Looks like you ran out of space on the builder. Try expanding the volume:
Find the builder app
❯ fly apps list | grep builder
fly-builder-broken-haze-2872 personal suspended
Find the builder volume
❯ fly vol list -a fly-builder-broken-haze-2872
ID STATE NAME SIZE REGION ZONE ENCRYPTED ATTACHED VM CREATED AT
vol_v8mo70jjey6dndlr created machine_data 5GB iad de98 true 78165d2b544968 24 minutes ago
Expand it
❯ fly vol extend -a fly-builder-broken-haze-2872 vol_v8mo70jjey6dndlr -s 30
@ben-io I tried extending the volume to 80GB but it still doesn’t work, and the fly dashboard says only 12GB of the volume is in use.

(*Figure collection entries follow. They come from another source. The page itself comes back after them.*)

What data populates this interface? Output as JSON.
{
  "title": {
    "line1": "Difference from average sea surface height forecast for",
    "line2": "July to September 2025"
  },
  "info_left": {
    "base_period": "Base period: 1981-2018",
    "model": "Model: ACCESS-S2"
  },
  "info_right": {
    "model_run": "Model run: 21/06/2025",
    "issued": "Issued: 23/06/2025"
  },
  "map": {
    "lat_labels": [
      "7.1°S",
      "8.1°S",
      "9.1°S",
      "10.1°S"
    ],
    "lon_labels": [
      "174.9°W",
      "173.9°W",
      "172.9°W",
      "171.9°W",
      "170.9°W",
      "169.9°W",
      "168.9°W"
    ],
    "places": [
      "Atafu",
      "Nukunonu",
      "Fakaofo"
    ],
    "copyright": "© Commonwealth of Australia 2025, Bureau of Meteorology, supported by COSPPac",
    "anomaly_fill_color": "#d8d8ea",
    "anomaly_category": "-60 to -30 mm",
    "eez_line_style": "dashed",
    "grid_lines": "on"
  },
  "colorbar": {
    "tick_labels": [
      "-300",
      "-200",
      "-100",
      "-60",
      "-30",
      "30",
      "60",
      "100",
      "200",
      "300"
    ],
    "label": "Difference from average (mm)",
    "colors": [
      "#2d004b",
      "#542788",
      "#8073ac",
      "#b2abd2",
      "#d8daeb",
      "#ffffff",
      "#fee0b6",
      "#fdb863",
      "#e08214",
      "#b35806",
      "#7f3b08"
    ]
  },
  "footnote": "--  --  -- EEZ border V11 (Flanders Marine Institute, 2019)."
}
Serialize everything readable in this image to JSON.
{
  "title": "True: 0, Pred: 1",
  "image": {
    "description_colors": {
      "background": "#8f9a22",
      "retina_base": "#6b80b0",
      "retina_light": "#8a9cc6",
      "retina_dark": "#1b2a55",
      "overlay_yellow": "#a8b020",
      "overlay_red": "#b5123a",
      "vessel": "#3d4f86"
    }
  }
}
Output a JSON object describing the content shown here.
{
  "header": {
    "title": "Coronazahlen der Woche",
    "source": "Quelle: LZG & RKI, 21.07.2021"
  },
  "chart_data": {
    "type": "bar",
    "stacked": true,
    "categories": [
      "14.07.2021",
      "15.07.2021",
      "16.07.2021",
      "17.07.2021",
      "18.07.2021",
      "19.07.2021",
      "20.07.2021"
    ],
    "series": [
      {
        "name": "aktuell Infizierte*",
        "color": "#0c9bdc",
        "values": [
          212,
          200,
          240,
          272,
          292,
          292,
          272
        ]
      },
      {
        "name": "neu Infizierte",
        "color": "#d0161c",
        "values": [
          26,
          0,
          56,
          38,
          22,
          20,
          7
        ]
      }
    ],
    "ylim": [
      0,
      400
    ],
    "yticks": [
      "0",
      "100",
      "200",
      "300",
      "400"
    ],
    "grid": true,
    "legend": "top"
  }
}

I tried deleting the builder and running it again but still the same issue.
I tried running the deploy locally but it looks like it doesn’t support creating overlaybd images locally.
Here’s the last few log lines of my last attempt:
2024-05-01T22:36:37.706 app[17816475ce5078] syd [info] time="2024-05-01T22:36:37.706618135Z" level=info msg="fdaa:0:7e:a7b:9076:0:a:800 - - [01/May/2024:22:36:37 +0000] \"GET /flyio/v1/extendDeadline HTTP/1.1\" 202 0"
2024-05-01T22:36:38.348 app[17816475ce5078] syd [info] time="2024-05-01T22:36:38Z" level=error msg="failed to build overlaybd: failed to build \"sha256:4ae533fa5815b2b9c508ebaa1ef3212cba385fd30013183b687a70b9426f859b\": failed to build tmp_conv/1--4ae533fa5815b2b9c508ebaa1ef3212cba385fd30013183b687a70b9426f859b: write tmp_conv/1--4ae533fa5815b2b9c508ebaa1ef3212cba385fd30013183b687a70b9426f859b/0003_sha256:e4c82a20fcbf9d3a45f13f59c4ded14a4ca5e7b160a12f412fef1fa44164919f/layer.tar: no space left on device"
2024-05-01T22:36:38.804 app[17816475ce5078] syd [info] time="2024-05-01T22:36:38.804111875Z" level=info msg="fdaa:0:7e:a7b:9076:0:a:800 - - [01/May/2024:22:31:41 +0000] \"POST /flyio/v1/buildOverlaybdImage HTTP/1.1\" 500 2346"
2024-05-01T22:36:39.203 app[17816475ce5078] syd [info] WARN Reaped child process with pid: 914 and signal: SIGPIPE, core dumped? false
And here’s the Dockerfile
FROM ollama/ollama:0.1.33-rc5
RUN ollama serve & sleep 5 && ollama pull llama3:8b-instruct-q8_0 && kill $!